BH weekend.....could be a good time to get it out :)
 
I'm struggling to understand the concept of not being able to drink a bottle of red wine over 2-3 days.
I've been doing this for many years and have never once tasted any deterioration on the 2nd or 3rd day.
For the record I normally drink a decent supermarket pinot noir which costs around 6-8 euros in France.


I taste deterioration after 1 day.
 
As others have said, in my experience a lot of younger cheaper wine does taste better the next day ie after it has had a chance to breath. With these wines I tend to decant it roughly into an over large decanter and shake vigorously to speed up the process. I then leave it somewhere warm. Seems to work for me.
 
Best cure for younger, cheaper wine is a 20% port blend, takes the edge off nicely.

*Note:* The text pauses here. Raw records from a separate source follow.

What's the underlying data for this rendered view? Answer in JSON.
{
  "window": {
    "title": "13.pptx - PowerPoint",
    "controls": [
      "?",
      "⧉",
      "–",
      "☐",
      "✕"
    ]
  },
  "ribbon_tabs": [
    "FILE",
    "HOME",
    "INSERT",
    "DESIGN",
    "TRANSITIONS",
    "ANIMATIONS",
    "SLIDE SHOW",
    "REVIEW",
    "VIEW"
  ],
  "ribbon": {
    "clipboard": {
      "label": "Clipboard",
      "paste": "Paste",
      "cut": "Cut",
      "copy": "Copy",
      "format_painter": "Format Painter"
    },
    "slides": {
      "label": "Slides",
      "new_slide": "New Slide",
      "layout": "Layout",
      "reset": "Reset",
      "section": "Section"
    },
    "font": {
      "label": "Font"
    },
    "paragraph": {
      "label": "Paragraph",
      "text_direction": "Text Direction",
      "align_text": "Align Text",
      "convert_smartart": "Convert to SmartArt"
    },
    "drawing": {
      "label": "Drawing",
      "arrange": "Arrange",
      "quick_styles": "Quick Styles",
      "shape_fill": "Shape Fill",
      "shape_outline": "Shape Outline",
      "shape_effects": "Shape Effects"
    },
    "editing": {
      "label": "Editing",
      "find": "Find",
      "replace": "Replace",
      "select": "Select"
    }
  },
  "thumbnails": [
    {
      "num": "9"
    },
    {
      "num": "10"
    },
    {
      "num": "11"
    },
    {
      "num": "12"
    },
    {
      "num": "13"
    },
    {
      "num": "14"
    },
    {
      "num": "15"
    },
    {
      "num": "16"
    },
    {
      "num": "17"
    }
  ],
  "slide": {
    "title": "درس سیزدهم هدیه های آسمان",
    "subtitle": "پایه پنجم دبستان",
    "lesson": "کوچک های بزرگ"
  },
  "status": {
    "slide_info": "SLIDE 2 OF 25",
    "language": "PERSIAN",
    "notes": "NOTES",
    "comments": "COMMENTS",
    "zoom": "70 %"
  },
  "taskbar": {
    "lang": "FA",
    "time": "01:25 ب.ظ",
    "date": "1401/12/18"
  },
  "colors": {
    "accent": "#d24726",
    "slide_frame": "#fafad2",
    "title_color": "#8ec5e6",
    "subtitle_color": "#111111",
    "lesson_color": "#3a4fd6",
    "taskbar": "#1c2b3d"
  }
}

In the Caribbean we often have chilled Pinot Noir, in Dominica we had a great little offie with reds in the chiller.
 
As others have said, in my experience a lot of younger cheaper wine does taste better the next day ie after it has had a chance to breath. With these wines I tend to decant it roughly into an over large decanter and shake vigorously to speed up the process. I then leave it somewhere warm. Seems to work for me.

breath! in my experience after 24 hours it would have expired! and taste rank. Yes I agree exposing to the air to allow a little oxidation can be a good thing. Too much and the bouquet vanishes. Dont forget alot of what you refer to as taste happens through your nose and sense of smell.